Forgiveness?
I don’t do forgiveness. In fact, it’s not uncommon for me to completely cut people out of my life. I find it much easier to get to a point where ignoring one’s existence is easier than addressing the thing that hurt me so deeply. Worst of all, the thing that keeps them cut out is the enduring pain that acts as a lifelong reminder to “fuck them”. I’ve had dozens of friends over the years that I’ve laughed with, cried with, then were blocked one day and never heard from again. I saw an ex at my job recently and I proceeded to act like he didn’t exist the entire afternoon. We didn’t exchange one fucking word. I don’t cut people out and never think of them again. Quite the contrary. I think of them constantly, all day long, sometimes for years and reliving the pain is what allows me to keep them dead to me. My hatred and disappointment and feelings of betrayal run so fucking deep that it’s literally impossible for me to put them aside and simply move on. But lately the person I hate the most, the person I just can’t forgive, is myself. So what’s the strategy now? When and how do you finally forgive yourself?
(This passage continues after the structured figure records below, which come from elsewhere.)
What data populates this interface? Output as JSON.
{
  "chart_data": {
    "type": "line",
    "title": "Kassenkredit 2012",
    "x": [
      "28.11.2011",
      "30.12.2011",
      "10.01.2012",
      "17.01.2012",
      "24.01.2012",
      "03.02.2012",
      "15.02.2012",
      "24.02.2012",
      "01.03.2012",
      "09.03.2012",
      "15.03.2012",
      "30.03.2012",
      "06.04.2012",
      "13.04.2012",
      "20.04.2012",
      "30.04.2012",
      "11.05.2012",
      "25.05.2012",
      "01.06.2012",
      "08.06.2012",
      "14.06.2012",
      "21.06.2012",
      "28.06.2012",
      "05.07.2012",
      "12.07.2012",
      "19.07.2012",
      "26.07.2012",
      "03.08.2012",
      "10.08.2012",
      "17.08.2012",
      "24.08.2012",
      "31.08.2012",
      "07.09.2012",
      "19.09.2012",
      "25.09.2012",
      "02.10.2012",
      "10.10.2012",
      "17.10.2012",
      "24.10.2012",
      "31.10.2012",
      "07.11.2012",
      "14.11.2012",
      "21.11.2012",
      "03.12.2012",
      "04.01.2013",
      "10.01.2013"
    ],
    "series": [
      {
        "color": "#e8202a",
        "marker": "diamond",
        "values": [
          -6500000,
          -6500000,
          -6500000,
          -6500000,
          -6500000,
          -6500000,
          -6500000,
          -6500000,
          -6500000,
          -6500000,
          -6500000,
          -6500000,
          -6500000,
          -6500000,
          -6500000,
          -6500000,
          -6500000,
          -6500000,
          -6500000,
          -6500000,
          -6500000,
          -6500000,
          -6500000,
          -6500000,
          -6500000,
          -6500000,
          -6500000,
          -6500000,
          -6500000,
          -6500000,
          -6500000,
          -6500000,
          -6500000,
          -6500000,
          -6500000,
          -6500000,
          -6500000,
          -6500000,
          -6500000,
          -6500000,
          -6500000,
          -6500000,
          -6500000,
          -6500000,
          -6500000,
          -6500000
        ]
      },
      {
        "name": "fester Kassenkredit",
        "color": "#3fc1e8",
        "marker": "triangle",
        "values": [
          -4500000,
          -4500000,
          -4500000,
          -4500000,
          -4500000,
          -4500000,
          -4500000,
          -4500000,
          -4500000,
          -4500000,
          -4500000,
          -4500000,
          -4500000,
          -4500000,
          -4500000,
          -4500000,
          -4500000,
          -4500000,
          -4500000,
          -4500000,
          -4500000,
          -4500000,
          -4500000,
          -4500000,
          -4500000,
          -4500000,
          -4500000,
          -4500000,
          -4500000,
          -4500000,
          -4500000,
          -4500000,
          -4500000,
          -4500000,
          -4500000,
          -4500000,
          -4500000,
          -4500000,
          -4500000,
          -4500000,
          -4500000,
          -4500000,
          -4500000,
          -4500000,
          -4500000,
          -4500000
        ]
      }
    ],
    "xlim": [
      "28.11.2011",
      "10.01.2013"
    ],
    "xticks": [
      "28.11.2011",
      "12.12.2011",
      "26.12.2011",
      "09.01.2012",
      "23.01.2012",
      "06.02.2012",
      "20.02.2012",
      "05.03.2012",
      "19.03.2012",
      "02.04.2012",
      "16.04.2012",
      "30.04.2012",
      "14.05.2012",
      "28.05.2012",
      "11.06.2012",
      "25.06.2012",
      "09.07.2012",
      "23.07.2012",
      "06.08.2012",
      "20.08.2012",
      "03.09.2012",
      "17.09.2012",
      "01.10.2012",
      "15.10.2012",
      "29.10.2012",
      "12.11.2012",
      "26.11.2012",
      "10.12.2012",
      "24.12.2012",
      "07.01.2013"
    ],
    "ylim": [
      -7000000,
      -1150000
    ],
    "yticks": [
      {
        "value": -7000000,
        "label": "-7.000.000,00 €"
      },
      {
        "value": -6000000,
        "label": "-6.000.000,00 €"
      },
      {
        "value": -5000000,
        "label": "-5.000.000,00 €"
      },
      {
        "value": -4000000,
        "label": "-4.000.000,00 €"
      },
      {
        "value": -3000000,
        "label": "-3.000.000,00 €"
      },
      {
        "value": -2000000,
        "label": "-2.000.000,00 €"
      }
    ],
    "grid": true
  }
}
Don’t get excited because I don’t have the answer. I just keep creating fresh problems, not coming up with solutions for the existing ones. The only good news that I do have is that I’ve finally pinpointed the thing that is really hurting me, really causing me anguish, and it is myself. I’m so mad at myself for the decisions I’ve made in the last year that I can barely stand to be alive sometimes. The amount of wildly deep regret is unbearable. I’m talking about nauseating, gnawing, self hatred and no matter what I do or how I act, it is something I live with from the moment I wake up to the moment I fall asleep. Replaying scenarios again and again in a world where reverse doesn’t exist. And finally I’ve realized that, at this very moment, the only person that can fix this is myself and I simply don’t have the tools to do so. Little Miss Independent, who doesn’t need shit from anybody, needs to get some help. The truth is that every day I’m alive, I’m killing myself a little bit over something I can no longer control and those are the things that eventually will kill me. I am going to have to learn for the first time in my 40 years on Earth how to accept and move on. I’m going to have to forgive myself for the past or I’m never going to have a future.
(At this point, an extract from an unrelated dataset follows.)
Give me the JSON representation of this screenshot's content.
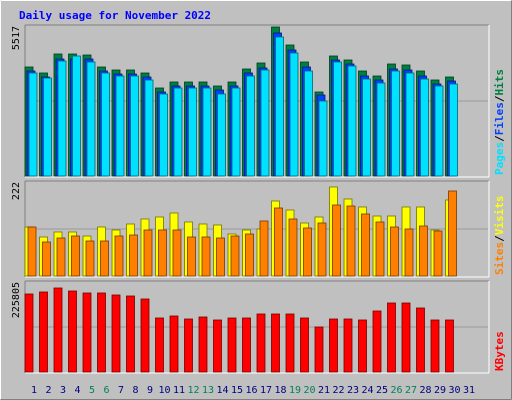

And just how the fuck am I going to do that? I guess we’ll start by not dwelling, sitting around all day thinking about what a fuck up I am. I’ll force myself to stay busy even when I lack the motivation to do shit. I’m going to have to stop complaining to my nail lady and find a real licensed therapist I guess. I should probably cut out all my self loathing behavior while we’re at it, like drinking until I black out or gorging a bag full of bean burritos. Might fuck around and stay on top of my meds, maybe. Then with all that time I’ve just freed up I might pick up a hobby, perhaps blogging about how men aren’t shit, or something along those lines. Yeah, sounds like a pretty solid start to me.
And no, just because I’m working on myself doesn’t mean I’m working on forgiving everyone else. You know who you are and you’re still a piece of shit so don’t get excited because your ass is still blocked.
That’s it. Short and sweet for today. Just a little reminder that sometimes the only way to move on is to move through. Stay blessed friends.